New USC exhibit explores anatomy and medicine as art
The human body is a constant source of wonder and learning. It proves to be an elusive thing, full of mysteries to figure out in its form and function.
Four artists with very different approaches to the study of anatomy and medicine and working media have come together for a new exhibit, “Arte Corporis: Exploring the Anatomical Body,” opening Monday, March 7 at USC’s McMaster Gallery.
Here, excerpts from the artist statements about their work:
Melissa Gwyn, associate professor (painting, drawing), University of California Santa Cruz: “The subjects of growth, excess and collapse have been central to my work for more than 20 years ... I often think of my father’s admonition about taking things too far: ‘You don’t want to guild the lily.’ But, with affection for my father, I contend that ‘gilding the lily’ is exactly what makes sense to me in these times. Nature in artifice, artifice in nature, conservation, restoration, death of painting, reanimation and artificial life, it seems a gilded lily is the emblem in the back of my mind.”

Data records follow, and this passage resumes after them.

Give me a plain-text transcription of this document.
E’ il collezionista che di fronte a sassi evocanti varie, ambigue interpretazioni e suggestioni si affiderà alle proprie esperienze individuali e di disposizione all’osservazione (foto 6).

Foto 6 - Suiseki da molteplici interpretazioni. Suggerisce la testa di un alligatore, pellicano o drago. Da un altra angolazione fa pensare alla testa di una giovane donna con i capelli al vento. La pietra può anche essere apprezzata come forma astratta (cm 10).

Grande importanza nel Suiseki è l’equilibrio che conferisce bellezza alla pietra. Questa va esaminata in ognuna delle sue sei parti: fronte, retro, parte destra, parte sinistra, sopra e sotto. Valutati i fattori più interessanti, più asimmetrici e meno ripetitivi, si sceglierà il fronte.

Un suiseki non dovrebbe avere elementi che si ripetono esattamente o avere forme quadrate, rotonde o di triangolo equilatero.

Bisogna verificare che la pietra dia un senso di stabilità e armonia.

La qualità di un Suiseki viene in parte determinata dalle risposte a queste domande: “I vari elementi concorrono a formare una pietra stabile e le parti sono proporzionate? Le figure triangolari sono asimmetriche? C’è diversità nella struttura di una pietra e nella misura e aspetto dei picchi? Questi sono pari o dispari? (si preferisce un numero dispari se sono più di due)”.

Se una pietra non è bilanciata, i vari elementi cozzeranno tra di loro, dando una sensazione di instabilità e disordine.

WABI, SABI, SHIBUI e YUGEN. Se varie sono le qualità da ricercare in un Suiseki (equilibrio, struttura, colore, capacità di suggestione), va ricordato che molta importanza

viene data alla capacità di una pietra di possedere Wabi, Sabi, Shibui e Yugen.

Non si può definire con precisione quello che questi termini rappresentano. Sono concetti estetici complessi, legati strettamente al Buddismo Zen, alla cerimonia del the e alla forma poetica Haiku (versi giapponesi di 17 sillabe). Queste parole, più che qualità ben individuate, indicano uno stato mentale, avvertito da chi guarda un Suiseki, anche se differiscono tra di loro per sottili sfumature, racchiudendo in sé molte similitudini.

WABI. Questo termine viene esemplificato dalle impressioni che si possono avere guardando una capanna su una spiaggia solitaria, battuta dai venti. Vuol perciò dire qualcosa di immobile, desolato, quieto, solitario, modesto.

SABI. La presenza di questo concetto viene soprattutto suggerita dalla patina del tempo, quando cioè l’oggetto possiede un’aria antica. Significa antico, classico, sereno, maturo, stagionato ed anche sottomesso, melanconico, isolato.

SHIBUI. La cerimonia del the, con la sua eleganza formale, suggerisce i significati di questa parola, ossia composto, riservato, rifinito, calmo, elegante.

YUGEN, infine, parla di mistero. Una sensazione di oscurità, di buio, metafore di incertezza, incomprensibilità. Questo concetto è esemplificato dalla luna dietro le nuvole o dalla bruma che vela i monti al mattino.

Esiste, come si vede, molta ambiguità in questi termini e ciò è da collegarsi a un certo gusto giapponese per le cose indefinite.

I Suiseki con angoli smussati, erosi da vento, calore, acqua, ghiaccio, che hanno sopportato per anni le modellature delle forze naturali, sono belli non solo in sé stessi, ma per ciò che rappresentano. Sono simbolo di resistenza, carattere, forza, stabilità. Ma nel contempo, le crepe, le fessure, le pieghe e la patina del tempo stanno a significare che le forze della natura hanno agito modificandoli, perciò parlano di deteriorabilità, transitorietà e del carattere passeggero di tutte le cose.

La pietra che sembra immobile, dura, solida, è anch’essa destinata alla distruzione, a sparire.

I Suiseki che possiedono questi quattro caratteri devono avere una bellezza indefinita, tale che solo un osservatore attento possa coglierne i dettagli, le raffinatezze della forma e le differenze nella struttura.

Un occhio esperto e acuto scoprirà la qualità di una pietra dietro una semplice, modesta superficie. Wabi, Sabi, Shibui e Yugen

Dawn Hunter, associate professor of art (studio art), University of South Carolina School of Visual Art and Design: “My new body of artwork is a series comprised of drawings and painting that are biographically about Santiago Ramón y Cajal, the father of modern neuroscience ... After I read his autobiography, there was a part of me that felt like some key aspects of Cajal (his humor, and how he imagined himself – particularly during his childhood) were often absent from the mainstream discussions of him and his work. One day I was lamenting this and then it occurred to me that as an artist, I could create works that expressed biographical and metaphorical interpretations of his life and his internal world.”
Lisa Temple-Cox, artist and independent researcher, Cuckoo Farm Studios, Colchester, United Kingdom: “It is important to note that all my drawings are done in situ, sometimes remaining unfinished: the process of working from life imbues each image with all the sensory data attendant to its location. Sounds, smells, overheard conversations and bodily sensations enter the drawing alongside the marks of pencil or pen. Drawing blurs the interstice between viewer and object – there is an exchange: art as enactment of the Locard principle*. An image is taken: but something of myself is left behind, resonating in the brittle light of the cabinet, the fragile glass of the jar.”
*In forensic science, Locard’s exchange principle (sometimes simply Locard’s principle) holds that the perpetrator of a crime will bring something into the crime scene and leave with something from it, and that both can be used as forensic evidence.
Mallory Weherell, assistant professor of art and head of ceramics, University of Nebraska at Kearney: “My work is figurative in nature, but not in the traditional sense of the word ...With each piece, I use emotional associations linked to various anatomies of the human body – the gut as a metaphor for raw instinctual emotion, a lung to express the need for air. I then manipulate these cellular tissues, organs and overall system structures in order to explore specific and personal relationships.”
The exhibit is held in conjunction with USC’s two-day symposium “Art, Anatomy and Medicine since 1700,” a showcase of scholarly papers addressing visual, theoretical, cultural, historical and/or contemporary connections, relationships, conflicts and/or collaborations among the visual arts, anatomy and dissection, and medicine from the 18th century to the present. The symposium will be held March 31 and April 1 at the Columbia Museum of Art.
If you go
“Arte Corporis: Exploring the Anatomical Body”
WHEN: 8:30 a.m.-4:30 p.m. Monday through Friday. Exhibit runs Monday, March 7 through Friday, April 1. An exhibition reception is planned for 5:30-7:30 p.m. Thursday, March 31.
WHERE: McMaster Gallery, USC’s School of Visual Art and Design, 1615 Senate St.